Designed and built by Marine and General the mast has stood in pride of place on St Julian's Roundabout since May 2005.
Since it was first raised the mast has been used to fly flags specific to events taking place around the island.
The 100ft (30m) structure is based on the mizzenmast of a 74-gun vessel seen in Guernsey waters in the 18th Century.
Guernsey maritime hero Admiral Lord James Saumarez commanded the 74-gun Orion at Battle of the Nile, where he was second-in-command to Admiral Lord Horatio Nelson.
Deputy Mike O'Hara said the mast was "an icon for the island" and echoed the maritime links of the island.
Though controversial when first constructed the mast has become a landmark in St Peter Port and is one of the first things seen by visitors to the island travelling by boat.
Events celebrated on the mast have included Royal visits, naval ships coming to the island and BBC Children in Need.
In 2006 Children in Need was marked with a Pudsey flag
In 2009 a special flag raising ceremony was held at the beginning of the summer season as the mast marked the 204th anniversary of the Battle of Trafalgar, where 29 Guernseymen served.
As well as the flags raised to mark events and visits to the island the flags of the island's parishes are also flown from the mast and at Christmas strings of lights run from the ground to its top as it becomes the Rotary Club's Tree of Joy.
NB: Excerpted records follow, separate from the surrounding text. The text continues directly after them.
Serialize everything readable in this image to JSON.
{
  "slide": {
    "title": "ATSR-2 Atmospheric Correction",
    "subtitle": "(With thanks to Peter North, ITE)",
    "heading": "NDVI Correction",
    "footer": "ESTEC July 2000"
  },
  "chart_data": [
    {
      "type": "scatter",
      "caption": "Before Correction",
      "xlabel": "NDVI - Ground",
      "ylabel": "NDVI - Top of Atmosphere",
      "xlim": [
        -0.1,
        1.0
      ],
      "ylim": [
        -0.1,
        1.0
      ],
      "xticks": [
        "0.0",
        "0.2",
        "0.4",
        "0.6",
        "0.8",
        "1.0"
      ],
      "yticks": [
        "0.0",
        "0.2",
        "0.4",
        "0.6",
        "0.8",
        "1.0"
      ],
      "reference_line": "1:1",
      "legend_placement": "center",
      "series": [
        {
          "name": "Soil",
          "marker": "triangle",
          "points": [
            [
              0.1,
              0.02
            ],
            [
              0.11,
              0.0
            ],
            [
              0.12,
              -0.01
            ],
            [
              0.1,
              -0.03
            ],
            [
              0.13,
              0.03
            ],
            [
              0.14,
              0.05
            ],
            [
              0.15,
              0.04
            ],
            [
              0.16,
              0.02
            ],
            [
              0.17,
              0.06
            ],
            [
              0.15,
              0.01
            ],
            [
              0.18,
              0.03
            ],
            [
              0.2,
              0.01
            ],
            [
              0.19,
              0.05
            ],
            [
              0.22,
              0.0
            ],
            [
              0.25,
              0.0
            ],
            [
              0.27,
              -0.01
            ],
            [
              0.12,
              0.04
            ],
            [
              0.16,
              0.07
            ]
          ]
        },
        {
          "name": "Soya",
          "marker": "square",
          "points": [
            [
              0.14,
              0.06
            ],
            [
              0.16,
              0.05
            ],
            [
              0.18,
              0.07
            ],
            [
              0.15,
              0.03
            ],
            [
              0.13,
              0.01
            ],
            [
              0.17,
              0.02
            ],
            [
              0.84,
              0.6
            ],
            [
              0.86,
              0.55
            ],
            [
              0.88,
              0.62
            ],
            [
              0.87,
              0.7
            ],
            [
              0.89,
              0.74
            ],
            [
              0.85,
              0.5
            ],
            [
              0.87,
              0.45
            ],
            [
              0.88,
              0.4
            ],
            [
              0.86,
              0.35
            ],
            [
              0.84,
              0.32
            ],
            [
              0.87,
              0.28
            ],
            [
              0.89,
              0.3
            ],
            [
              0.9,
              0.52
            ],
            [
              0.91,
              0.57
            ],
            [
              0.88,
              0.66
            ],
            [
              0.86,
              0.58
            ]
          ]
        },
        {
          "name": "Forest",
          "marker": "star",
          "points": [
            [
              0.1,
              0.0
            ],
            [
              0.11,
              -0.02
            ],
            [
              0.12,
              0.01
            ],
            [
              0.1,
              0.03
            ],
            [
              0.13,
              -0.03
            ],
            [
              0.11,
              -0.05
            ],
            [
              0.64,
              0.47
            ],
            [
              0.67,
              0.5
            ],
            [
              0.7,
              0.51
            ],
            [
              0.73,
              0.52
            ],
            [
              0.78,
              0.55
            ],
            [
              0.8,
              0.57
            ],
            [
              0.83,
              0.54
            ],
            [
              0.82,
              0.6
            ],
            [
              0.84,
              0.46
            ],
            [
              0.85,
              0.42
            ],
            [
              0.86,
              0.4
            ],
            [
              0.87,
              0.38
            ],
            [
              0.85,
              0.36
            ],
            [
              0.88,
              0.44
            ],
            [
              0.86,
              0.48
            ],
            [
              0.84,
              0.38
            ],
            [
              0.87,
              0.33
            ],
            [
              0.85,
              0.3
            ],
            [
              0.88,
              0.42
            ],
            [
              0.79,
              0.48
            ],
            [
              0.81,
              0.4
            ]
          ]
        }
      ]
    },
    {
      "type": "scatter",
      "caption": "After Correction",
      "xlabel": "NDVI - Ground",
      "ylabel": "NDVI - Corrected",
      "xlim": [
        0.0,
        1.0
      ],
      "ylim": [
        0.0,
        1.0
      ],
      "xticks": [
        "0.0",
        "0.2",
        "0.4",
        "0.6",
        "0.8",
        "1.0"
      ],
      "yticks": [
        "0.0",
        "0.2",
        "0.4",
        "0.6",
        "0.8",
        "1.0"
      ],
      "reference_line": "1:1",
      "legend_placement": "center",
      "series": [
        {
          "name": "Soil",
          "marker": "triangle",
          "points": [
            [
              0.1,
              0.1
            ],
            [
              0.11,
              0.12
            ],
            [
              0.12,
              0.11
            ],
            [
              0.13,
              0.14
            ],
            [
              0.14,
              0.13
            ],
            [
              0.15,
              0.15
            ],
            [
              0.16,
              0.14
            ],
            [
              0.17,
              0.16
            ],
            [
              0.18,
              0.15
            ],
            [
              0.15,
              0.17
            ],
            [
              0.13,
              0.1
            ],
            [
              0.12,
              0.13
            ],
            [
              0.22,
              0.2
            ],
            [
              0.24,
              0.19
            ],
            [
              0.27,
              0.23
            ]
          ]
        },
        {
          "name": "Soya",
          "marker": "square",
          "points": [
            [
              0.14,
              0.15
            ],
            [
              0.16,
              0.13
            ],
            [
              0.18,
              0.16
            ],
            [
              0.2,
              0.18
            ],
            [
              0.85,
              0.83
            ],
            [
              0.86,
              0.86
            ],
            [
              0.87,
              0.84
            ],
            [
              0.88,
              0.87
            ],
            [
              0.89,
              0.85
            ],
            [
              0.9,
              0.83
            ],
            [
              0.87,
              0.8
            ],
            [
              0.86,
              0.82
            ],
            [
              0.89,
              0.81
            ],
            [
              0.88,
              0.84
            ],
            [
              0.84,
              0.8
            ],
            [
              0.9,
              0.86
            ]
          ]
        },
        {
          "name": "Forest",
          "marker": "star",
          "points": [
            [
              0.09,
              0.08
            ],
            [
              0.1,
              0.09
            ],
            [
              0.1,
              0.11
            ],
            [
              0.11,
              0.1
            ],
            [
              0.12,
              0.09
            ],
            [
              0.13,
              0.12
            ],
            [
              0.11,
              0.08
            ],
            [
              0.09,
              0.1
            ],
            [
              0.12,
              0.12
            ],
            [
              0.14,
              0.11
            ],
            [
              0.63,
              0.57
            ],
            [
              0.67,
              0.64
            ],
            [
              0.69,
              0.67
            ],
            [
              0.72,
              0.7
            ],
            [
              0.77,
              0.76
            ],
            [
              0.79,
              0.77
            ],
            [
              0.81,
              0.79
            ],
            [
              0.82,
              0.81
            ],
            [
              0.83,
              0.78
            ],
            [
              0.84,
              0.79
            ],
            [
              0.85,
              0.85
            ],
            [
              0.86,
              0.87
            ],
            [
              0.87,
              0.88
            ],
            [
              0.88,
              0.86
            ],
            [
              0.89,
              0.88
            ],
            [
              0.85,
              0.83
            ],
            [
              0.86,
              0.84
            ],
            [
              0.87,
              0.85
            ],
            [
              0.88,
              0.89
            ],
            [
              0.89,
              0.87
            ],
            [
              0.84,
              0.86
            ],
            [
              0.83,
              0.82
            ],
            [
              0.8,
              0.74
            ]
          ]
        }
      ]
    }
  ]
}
In January 2010 the mast was removed from the roundabout for renovation.
Captain Peter Gill, Guernsey's harbour master, said that when it was originally constructed the mast was "intended to last for one year" and that this work should allow it to "last another 15 years".
Andy Way from Marine and General said taking it down was "a fairly straight forward job" with the only real issue being the need to close the central lane of the roundabout.
The work included repainting the whole structure and replacing several of the components, which had previously been made of mild steel, with stainless steel.
Though the mast came down in January the completion of work was delayed by the particularly cold temperatures that were experienced in January and February, but by late March the £10,000 worth of work was well underway.
Captain Gill said that the mast should be put back up on April 18 in plenty of time for the Liberation Day celebrations in May.